Whom Are You Addressing?

     In any politically oriented statement, whether oral or written, the issuer must have a clear conception of his audience:

  1. Who are they?
  2. What convictions do they already hold, and why?
  3. To what sort of arguments are they most likely to be receptive?

     It’s a bit like marketing fiction. If Smith dislikes vampire stories, you can’t reach him (or his wallet) with a vampire story. To get into his billfold, you must offer him something he likes to read, at least generically. That having been said, the reverse is also true. If you detest vampire stories but that’s all Smith is willing to read, you might as well forget trying to hook him.
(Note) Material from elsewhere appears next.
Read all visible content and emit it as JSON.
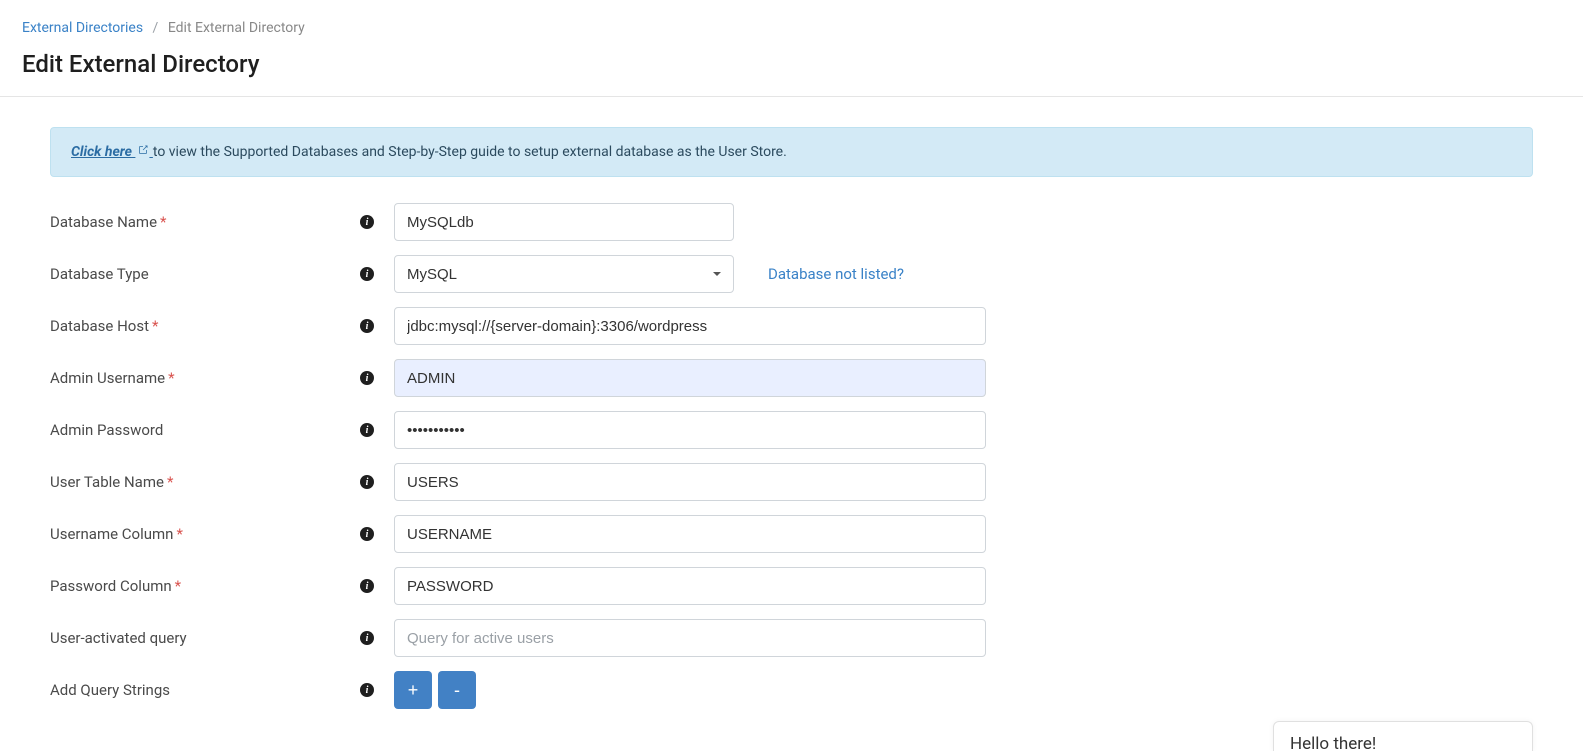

     I couldn’t help but address this subject after reading this piece:

     Rant: Stop with the False Equivalencies

     No, "everyone" does not need to simmer down.
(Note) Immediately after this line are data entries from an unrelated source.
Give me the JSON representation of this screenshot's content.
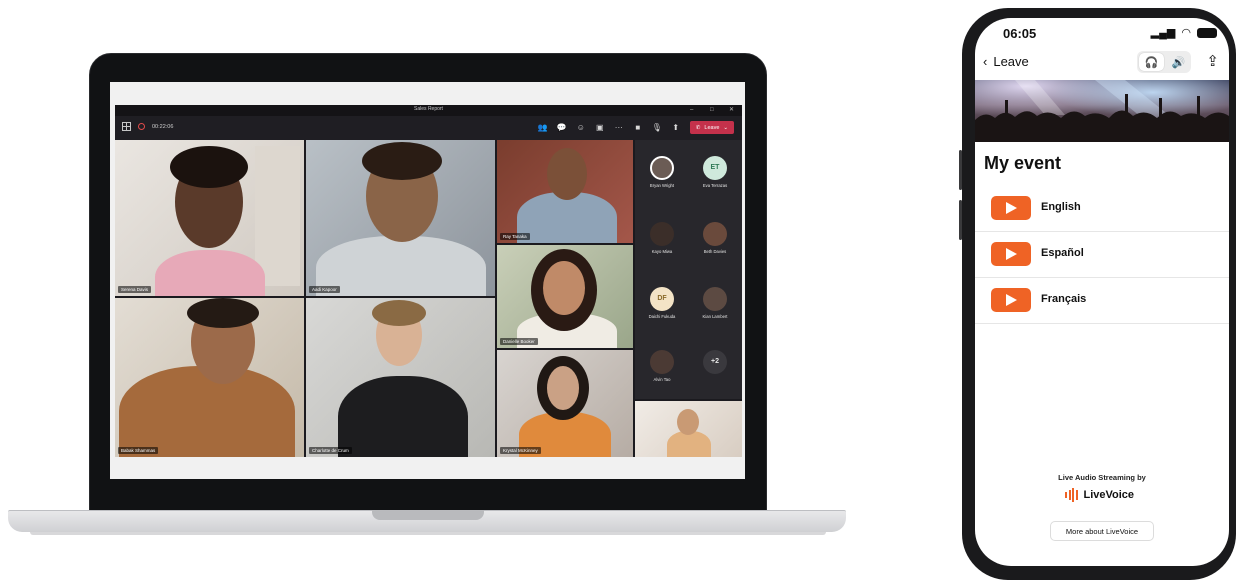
{
  "laptop": {
    "window_title": "Sales Report",
    "timer": "00:22:06",
    "leave_label": "Leave",
    "participants": [
      {
        "name": "Serena Davis"
      },
      {
        "name": "Aadi Kapoor"
      },
      {
        "name": "Ray Tanaka"
      },
      {
        "name": "Danielle Booker"
      },
      {
        "name": "Babak Shammas"
      },
      {
        "name": "Charlotte de Crum"
      },
      {
        "name": "Krystal McKinney"
      }
    ],
    "roster": [
      {
        "name": "Bryan Wright",
        "initials": ""
      },
      {
        "name": "Eva Terrazas",
        "initials": "ET"
      },
      {
        "name": "Kayo Miwa",
        "initials": ""
      },
      {
        "name": "Beth Davies",
        "initials": ""
      },
      {
        "name": "Daichi Fukuda",
        "initials": "DF"
      },
      {
        "name": "Kian Lambert",
        "initials": ""
      },
      {
        "name": "Alvin Tao",
        "initials": ""
      },
      {
        "name": "",
        "initials": "+2"
      }
    ]
  },
  "phone": {
    "status_time": "06:05",
    "back_label": "Leave",
    "event_title": "My event",
    "languages": [
      "English",
      "Español",
      "Français"
    ],
    "powered_by": "Live Audio Streaming by",
    "brand": "LiveVoice",
    "more_button": "More about LiveVoice",
    "accent_color": "#ef6325"
  }
}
     No, the right does not "do it too." Not as extensively and not with the same viciousness.

     And so on, and so on, and so on...

     Now, I like Stephanie. I read her blog fairly often. (It helps that we’re both SF readers. Inasmuch as I’m an SF writer, reading it is a professional requirement. Got to stay aware of what “the competition” is doing, don’t y’know.) But if she had a clear conception of her audience, her piece would have been quite different. Indeed, she might not have written it at all.

     Stephanie’s audience, like mine, is populated just about 100% by conservatives and libertarians. Those folks don’t need to be told that the Left’s many attempts to play the tu quoque game with us are utter, scrofulous deceits. They know it already – and it chafes them quite as badly as it does Stephanie.

     But the matter is more involved than that. Let’s have a quick gedankenexperiment. Let’s imagine that Stephanie’s audience had been replaced, for the duration of the cited article, with one that’s predominantly left-liberal. What then? Would her piece have persuaded any of those imagined lefties to change their ways?

     I think not, for some very simple reasons:

  1. Left-liberals in our time are not concerned with evidence;
  2. The tu quoque tactic is too useful to the Left for them to surrender it;
  3. A left-liberal receptive to Stephanie’s piece would swiftly be “read out of the church,” friendless.

     The only imaginable audience to which Stephanie’s article might be both interesting and effective is an audience of the uncommitted but open-minded, and such persons don’t read political blogs. They prefer not to court the attention of ideologues and partisans, whom they regard with a moderate distaste, about like door-to-door religious proselytizers. They talk about politics only among themselves...if at all.

     I could go on about this. I could embellish it with clever arguments and illuminating examples. However, I know my audience would prefer to read about just about anything else, so I’ll close here.

     Back later, I hope.

1 comment:

Arthur said...

It's 1776.

How many Americans cared? I have always wondered about the truth of it. The revolution was a pretty big deal in the proto-US, but I've always wonder what the percentages were: rebel/loyalist/don't care

If you have a great cite, I'd like to read it.